Following on yesterday's post about the need to stop wearing masks, is Eric Utter's post today at the American Thinker entitled A Nation Behind Masks. Utter starts his post by describing a mask as a device for hiding who you are. Then he writes:
Masks can’t cover up, disguise, or conceal the real, grotesque reasons why we have been forced to wear them. They can’t hide the fact that our rulers and “experts” enjoy the power they have over those they make don them. Nor can they cloak the disdain our rulers and “experts” have for us, as continually proven by their almost universal refusal to wear masks. In the very same places and situations, and at the very same times, that they mandate we wear them. How many elegant soirées have we seen at which maskless Democratic politicians are being feted by uniformly masked servants?
And that is how they think of us. As servants. This is the reverse of what was intended by the Founders. We pay them via our taxes. They are public servants. They are supposed to serve us.
Instead, they wear expensive dresses saying, “Tax the Rich.” Instead, they screw us.
And yet we genuflect to them, don our masks and treat our fellow human beings as if they are nothing more than carriers of disease, bringers of sickness and death. We shy away from social interaction and human touch. Some of our kids wear two diapers, one on their bottoms and one on their faces.
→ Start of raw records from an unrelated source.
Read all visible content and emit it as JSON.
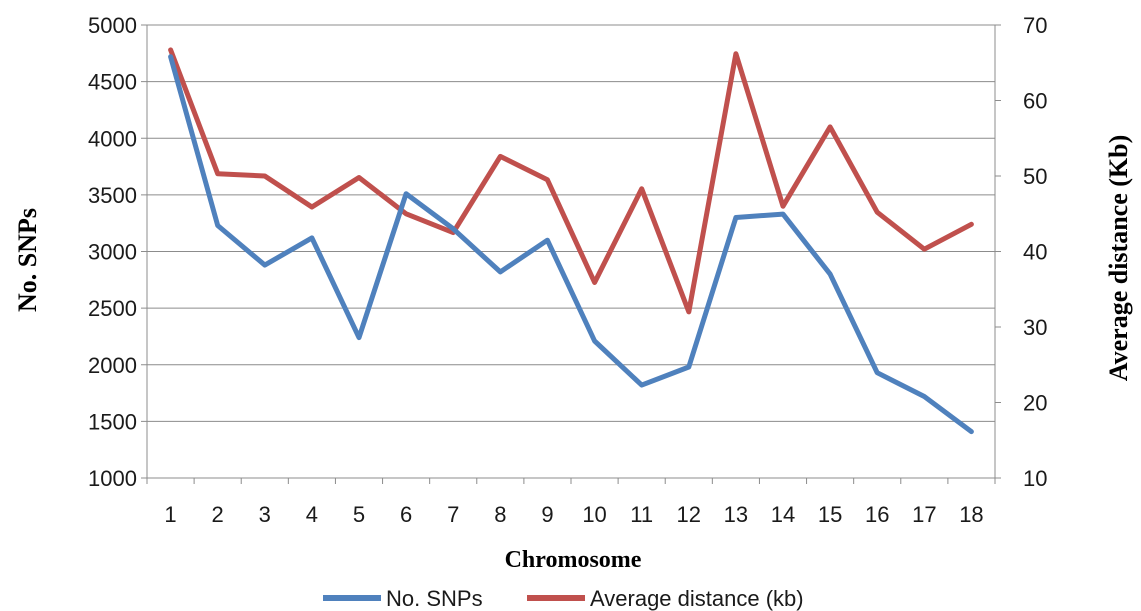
{
  "chart_data": {
    "type": "line",
    "xlabel": "Chromosome",
    "ylabel": "No. SNPs",
    "y2label": "Average distance (Kb)",
    "categories": [
      "1",
      "2",
      "3",
      "4",
      "5",
      "6",
      "7",
      "8",
      "9",
      "10",
      "11",
      "12",
      "13",
      "14",
      "15",
      "16",
      "17",
      "18"
    ],
    "ylim": [
      1000,
      5000
    ],
    "y_ticks": [
      "1000",
      "1500",
      "2000",
      "2500",
      "3000",
      "3500",
      "4000",
      "4500",
      "5000"
    ],
    "y2lim": [
      10,
      70
    ],
    "y2_ticks": [
      "10",
      "20",
      "30",
      "40",
      "50",
      "60",
      "70"
    ],
    "grid": "horizontal",
    "legend_position": "bottom",
    "series": [
      {
        "name": "No. SNPs",
        "axis": "left",
        "color": "#4f81bd",
        "values": [
          4720,
          3230,
          2880,
          3120,
          2240,
          3510,
          3200,
          2820,
          3100,
          2210,
          1820,
          1980,
          3300,
          3330,
          2800,
          1930,
          1720,
          1410
        ]
      },
      {
        "name": "Average distance (kb)",
        "axis": "right",
        "color": "#c0504d",
        "values": [
          66.7,
          50.3,
          50.0,
          45.9,
          49.8,
          45.0,
          42.5,
          52.6,
          49.5,
          35.9,
          48.3,
          32.0,
          66.2,
          46.0,
          56.5,
          45.2,
          40.3,
          43.6
        ]
      }
    ]
  }
}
Older children are now socially and emotionally stunted, their growth retarded by the masks that make it impossible to discern others’ feelings and harder to hear their words. Are they smiling or frowning?That is probably the worst of it. That everyone looks at everyone else not as a friend, a colleague, but as the potential carrier of disease. The elites are training us to hate each other the way they hate us. We can not let them do this to us. Humans are social creatures, and masks destroy social opportunities, making us less human.